Oh, those old photographs.

  • Faded wedding photos
  • Ridiculous extra copies of professional school and activity photos of our daughter
  • Really bad vacation shots
  • Very unflattering photos
  • Blurry photos
  • Accidental shots of foot or car interior

Somehow I can’t get rid of these either. In the case of the first item, I should take the negatives and get them put on a disk, which I can then upload to my computer. I would see them then. I find looking through photo albums depressing somehow. I can’t bear to do it. Is it a sign of getting old?

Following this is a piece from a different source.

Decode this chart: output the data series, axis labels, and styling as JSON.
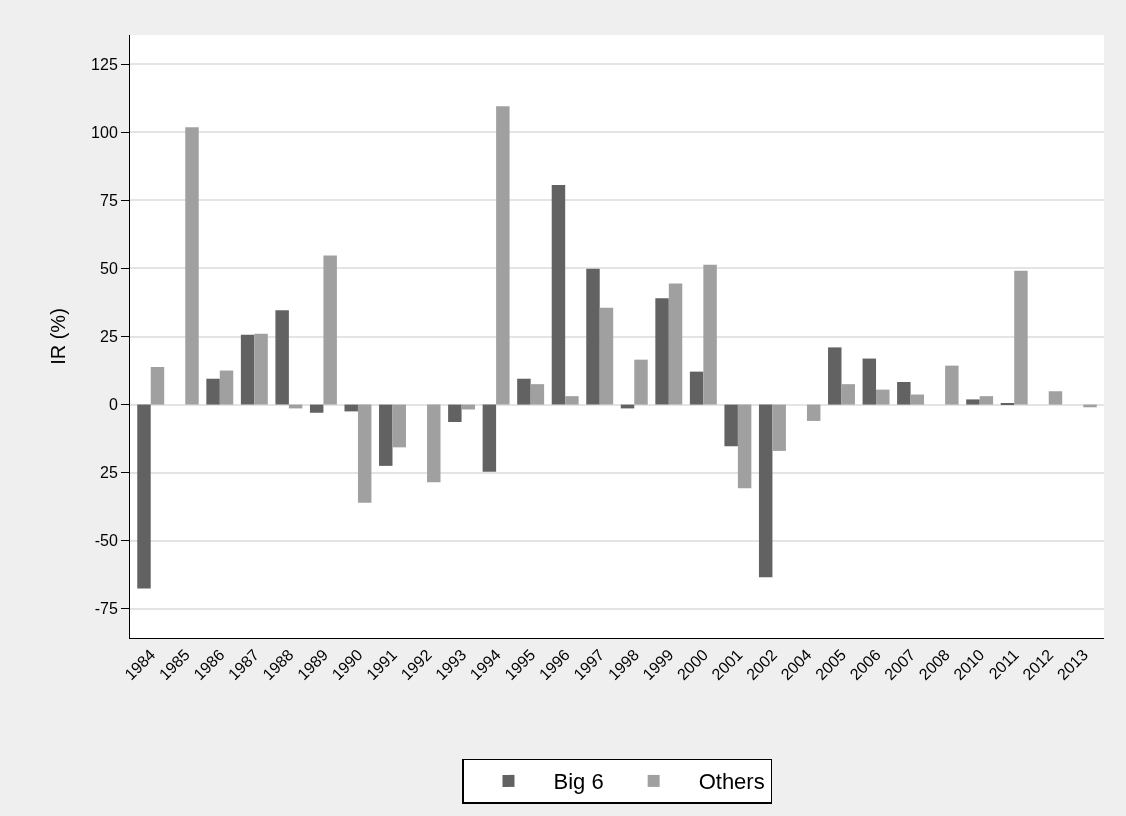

And yet I love seeing certain individual photos. One irony of the digital age is that I look at these uploaded photos way more often than I ever looked at them placed in an album or tossed in a shoebox. About four years ago, I began a project of sorting through old snapshots, scanning, and uploading them. A tedious exercise, and sure enough, I ran out of energy for it about 5% of the way through. Nonetheless, I found some treasures. Here’s one:

My dad, and my daughter, 1989.

Every generation needs that photo. Here’s another:

Our grandmother can’t restrain me from attacking my cousin’s face.

The farther back in time we go, the fewer photos we have, and the more precious they become. With lightweight, automatic cameras, we began taking rolls and rolls of snapshots. We were still limited, however, by how much film we had and by how much it would cost to process. Now, we never have to worry about wasting a shot. We take pictures of stuff we might buy at the hardware store. With digital, there is no longer any such thing as “wasting a shot.”

So I keep this:

Um, not exactly in focus.

The story’s good. A few years back we were visited, several years in succession, by a mother bobcat who chose to raise her family near/in our backyard. Above are two of the cubs. But oh, wait…

One of a litter of four. Mostly in focus, soul successfully captured.

So why is the fuzzy photo still in my iPhoto library? Dunno. Maybe I really think the camera does capture the soul. And maybe I think that by discarding a photo of someone, I am murdering his or her spirit? That’s pretty dramatic, and pretty powerful, of me. Also, it doesn’t explain why I still have the accidental shots of car interior or foot, which I choose not to include here.

There may be no easy explanation. Pictures have a hold on us, and that’s just the way it is.